Peperone di Zero Branco

Nel territorio di Zero Branco, comune della provincia di Treviso, così come nel comune limitrofo di Scorzè, in provincia di Venezia, e un po’ in tutto l’areale fresco e ricco d’acque delle risorgive, il peperone si coltiva da tempi lontani.

La varietà originaria, coltivata in questa zona, è “Quadrato d’Asti”, che tuttavia ha subito, nel corso del tempo, delle modifiche migliorative, dovute ad attente selezioni e meditati incroci, ottenendo le tipologie attualmente coltivate, in particolare il “pathos giallo”, che in questa zona si esprime a livelli qualitativi molto alti.
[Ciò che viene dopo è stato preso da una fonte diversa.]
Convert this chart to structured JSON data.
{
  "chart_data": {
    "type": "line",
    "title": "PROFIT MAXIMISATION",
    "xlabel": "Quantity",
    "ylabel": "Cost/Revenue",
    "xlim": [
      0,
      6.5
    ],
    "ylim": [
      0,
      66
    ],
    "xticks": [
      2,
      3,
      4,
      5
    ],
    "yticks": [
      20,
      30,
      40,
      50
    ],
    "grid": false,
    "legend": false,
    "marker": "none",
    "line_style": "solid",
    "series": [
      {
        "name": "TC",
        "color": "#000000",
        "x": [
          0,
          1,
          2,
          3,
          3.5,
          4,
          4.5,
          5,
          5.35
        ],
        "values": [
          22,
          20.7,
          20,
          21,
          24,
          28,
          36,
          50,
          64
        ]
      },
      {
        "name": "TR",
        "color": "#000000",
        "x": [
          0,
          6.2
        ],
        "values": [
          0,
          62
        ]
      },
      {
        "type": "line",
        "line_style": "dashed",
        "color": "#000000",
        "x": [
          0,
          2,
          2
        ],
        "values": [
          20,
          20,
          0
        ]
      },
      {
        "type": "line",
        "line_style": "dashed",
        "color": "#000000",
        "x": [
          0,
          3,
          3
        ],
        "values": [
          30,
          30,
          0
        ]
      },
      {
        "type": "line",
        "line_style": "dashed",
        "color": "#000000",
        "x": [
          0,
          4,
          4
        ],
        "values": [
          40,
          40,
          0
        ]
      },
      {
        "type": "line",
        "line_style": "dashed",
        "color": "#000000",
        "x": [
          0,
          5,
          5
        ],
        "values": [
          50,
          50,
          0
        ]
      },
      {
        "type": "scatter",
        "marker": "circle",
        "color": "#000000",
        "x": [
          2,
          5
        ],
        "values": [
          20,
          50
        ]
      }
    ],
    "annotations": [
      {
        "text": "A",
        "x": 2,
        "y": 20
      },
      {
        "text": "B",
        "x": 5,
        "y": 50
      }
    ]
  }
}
La coltivazione del peperone non è difficile: tra la fine di marzo e i primi di aprile si mettono a dimora sotto tunnel freddo, manualmente o con macchine adatte. Il terreno deve essere lavorato a media profondità e arricchito da concimi organici. Le piante hanno bisogno di una certa quantità d’acqua, per cui vengono irrigate preferibilmente a goccia; come hanno bisogno di non essere disturbate da piante infestanti, per cui vanno tenute libere dalle stesse, mediante sarchiature e zappature manuali.

A circa 80-90 giorni dal trapianto, i peperoni cominciano a maturare e vengono raccolti a mano assieme al loro picciolo. La qualità del frutto raccolto dipende dalla sua consistenza, dallo spessore della polpa, dal colore che deve essere giallo brillante, dalla forma regolare, dalla pezzatura e dal gusto che non deve risultare piccante ed a Zero Branco queste caratteristiche si esprimono tutte ad alto livello con soddisfazione dei consumatori. Non va dimenticato che il peperone è una delle ricchezze dell’alimentazione nella seconda parte dell’estate e nel primo autunno, grazie alla ricchezza di Vitamina B1 e soprattutto C (150 mg di Vitamina C per 100 g di peperone); questo è in assoluto l’ortaggio più ricco di tale vitamina, se solo si pensa che le arance ne hanno “solo” 50 mg per 100 g di prodotto.

Grazie a queste caratteristiche, il peperone di Zero Branco è un ottimo antiossidanti naturale, quindi combatte i radicali liberi, responsabili delle alterazioni cellulari che sono causa anche del loro invecchiamento, ma soprattutto dei tumori e delle malattie coronariche.
Un tempo i peperoni di Zero Branco rappresentavano una buona fonte di reddito integrativo, dal momento che erano molto conosciuti, apprezzati e presenti sui mercati di Padova e di Milano ed anche in Germania. Nell’ultimo decennio del secolo scorso la produzione è andata diminuendo, tanto che ora non si arriva a una decina di ettari coltivati.

Attualmente si ha una produzione sotto tunnel che si aggira sui 350 q ettaro, mentre quella a campo aperto dà una produzione per ettaro attorno ai 250 quintali. Lo sviluppo di alcune cooperative tra produttori pare stia incrementando la produzione, anche perché la richiesta dell’ottimo peperone di Zero Branco non è mai venuta meno, proprio per le particolari ed elevate qualità di questo ortaggio che si è rivelato assai utile per la salute oltre a prestarsi a preparazioni gastronomiche di grande bontà e interesse.